The mayor shown with Wellness Center official Karen Avila to his right at Monday evening’s School Committee meeting at School Department headquarters on Vine Street. Changes are being made in what school kids are going to be eating and how the food is prepared and delivered. Shown in the background are some of the near 80 cafeteria employees who attended the meeting.
Students Will See Healthier Food
By Josh Resnek
About 80 cafeteria employees packed into the conference room at School Administration headquarters on Vine Street Monday night to hear about their future, now that Aramark, the public schools food provider, will not have their contract renewed in July.
Instead, a Request for Proposal (RFP) is being developed by the administration to attract as well as to outline exactly what the future is going to be when it comes to feeding the city’s school children, as well as to pay the tab for the changes to be made.
Right now, more than 7,000 school children are fed twice daily at all of the public schools.
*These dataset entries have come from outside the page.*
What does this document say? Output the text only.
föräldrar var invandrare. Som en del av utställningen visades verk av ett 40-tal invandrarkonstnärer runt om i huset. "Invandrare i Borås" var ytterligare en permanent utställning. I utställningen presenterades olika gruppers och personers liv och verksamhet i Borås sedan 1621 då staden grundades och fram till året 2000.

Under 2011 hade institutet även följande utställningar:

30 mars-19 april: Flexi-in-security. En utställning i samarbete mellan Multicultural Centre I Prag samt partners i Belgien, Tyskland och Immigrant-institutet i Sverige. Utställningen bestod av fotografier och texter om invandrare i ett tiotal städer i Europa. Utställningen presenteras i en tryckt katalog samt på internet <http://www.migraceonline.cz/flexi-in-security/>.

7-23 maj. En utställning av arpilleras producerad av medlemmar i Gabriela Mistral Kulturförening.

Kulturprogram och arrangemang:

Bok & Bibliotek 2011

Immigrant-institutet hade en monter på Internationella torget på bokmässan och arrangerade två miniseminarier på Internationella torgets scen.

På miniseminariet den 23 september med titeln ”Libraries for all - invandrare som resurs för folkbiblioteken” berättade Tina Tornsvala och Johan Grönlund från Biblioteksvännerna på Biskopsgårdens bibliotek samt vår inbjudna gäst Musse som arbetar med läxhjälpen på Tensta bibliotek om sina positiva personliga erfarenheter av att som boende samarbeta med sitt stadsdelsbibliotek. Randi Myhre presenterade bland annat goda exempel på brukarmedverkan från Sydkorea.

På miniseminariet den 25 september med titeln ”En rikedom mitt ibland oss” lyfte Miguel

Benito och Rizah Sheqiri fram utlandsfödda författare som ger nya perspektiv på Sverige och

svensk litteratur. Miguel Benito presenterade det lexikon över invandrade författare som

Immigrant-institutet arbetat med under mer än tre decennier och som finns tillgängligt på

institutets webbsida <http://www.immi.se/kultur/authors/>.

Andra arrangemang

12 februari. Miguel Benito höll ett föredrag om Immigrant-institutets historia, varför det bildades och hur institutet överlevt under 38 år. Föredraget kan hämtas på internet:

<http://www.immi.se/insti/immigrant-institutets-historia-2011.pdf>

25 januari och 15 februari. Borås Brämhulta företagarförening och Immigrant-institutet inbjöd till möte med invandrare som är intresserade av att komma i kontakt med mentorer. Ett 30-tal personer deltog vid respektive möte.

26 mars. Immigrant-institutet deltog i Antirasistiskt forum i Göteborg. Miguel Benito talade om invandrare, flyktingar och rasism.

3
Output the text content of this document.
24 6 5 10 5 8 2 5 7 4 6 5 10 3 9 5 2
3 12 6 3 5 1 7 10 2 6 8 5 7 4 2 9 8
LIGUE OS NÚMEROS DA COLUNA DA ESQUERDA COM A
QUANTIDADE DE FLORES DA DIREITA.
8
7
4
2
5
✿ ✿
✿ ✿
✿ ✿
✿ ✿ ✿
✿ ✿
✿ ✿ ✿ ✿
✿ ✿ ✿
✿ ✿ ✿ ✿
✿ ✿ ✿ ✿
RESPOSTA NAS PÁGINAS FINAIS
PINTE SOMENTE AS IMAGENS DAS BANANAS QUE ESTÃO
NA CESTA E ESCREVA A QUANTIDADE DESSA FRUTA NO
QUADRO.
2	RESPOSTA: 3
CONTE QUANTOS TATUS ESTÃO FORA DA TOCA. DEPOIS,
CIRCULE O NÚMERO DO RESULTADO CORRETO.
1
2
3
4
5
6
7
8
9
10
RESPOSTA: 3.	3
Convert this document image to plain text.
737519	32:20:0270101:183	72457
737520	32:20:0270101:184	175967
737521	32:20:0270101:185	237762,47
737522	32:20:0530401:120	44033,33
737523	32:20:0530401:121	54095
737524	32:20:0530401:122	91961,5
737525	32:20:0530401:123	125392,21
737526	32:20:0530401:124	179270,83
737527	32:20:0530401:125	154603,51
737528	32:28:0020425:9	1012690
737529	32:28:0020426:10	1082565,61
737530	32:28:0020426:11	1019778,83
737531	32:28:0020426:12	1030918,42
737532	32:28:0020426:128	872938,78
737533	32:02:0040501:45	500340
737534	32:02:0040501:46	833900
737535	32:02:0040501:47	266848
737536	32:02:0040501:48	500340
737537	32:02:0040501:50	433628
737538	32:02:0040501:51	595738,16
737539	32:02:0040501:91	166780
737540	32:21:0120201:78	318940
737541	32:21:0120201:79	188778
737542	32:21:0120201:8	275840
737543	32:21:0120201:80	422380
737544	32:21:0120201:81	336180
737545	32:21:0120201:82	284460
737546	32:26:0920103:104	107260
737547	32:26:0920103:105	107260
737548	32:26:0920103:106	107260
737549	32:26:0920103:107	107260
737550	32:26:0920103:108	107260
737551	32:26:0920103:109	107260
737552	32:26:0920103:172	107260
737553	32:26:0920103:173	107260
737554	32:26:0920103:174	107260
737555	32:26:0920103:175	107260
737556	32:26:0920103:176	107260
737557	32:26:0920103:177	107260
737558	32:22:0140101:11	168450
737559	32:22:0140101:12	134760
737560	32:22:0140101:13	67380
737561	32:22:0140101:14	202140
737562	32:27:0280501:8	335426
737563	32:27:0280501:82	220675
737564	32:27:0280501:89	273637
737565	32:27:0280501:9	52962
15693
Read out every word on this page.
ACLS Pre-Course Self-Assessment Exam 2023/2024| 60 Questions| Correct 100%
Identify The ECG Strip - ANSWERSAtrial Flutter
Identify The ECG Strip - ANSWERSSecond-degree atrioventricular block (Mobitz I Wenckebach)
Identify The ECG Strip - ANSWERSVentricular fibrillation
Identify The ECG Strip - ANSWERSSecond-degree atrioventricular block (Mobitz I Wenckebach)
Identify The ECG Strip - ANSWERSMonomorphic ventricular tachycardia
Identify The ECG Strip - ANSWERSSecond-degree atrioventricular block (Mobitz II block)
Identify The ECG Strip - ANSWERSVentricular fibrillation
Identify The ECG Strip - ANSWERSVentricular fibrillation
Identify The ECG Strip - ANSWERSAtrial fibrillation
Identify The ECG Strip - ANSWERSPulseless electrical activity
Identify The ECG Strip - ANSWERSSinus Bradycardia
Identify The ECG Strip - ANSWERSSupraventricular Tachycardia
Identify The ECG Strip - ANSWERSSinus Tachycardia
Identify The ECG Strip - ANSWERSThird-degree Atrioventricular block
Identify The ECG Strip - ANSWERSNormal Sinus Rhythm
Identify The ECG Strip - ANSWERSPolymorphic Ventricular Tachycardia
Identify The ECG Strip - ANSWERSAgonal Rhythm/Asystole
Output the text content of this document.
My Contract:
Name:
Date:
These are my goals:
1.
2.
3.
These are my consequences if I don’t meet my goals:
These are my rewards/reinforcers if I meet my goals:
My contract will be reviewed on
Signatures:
“We need to teach the kids how to eat,” the mayor said.
“No one is going to lose their job. This will be better for the kids,” he said.
This highly public outing was the first for the mayor into the School Department community since former School Superintendent Frederick Foresteire retired.
Under the new system replacing Aramark, kids will be offered fewer choices but healthier choices, according to the mayor.
“They will be eating better food,” he said.
The new contract is believed to be worth about $5.1 million, all of it reimbursed by the Federal Government.
The city spends approximately $650,000 a month feeding school children.
In the absence of Foresteire, the mayor was allowed to do as he wants.
His new interest in the public schools means the post Foresteire period has begun in earnest.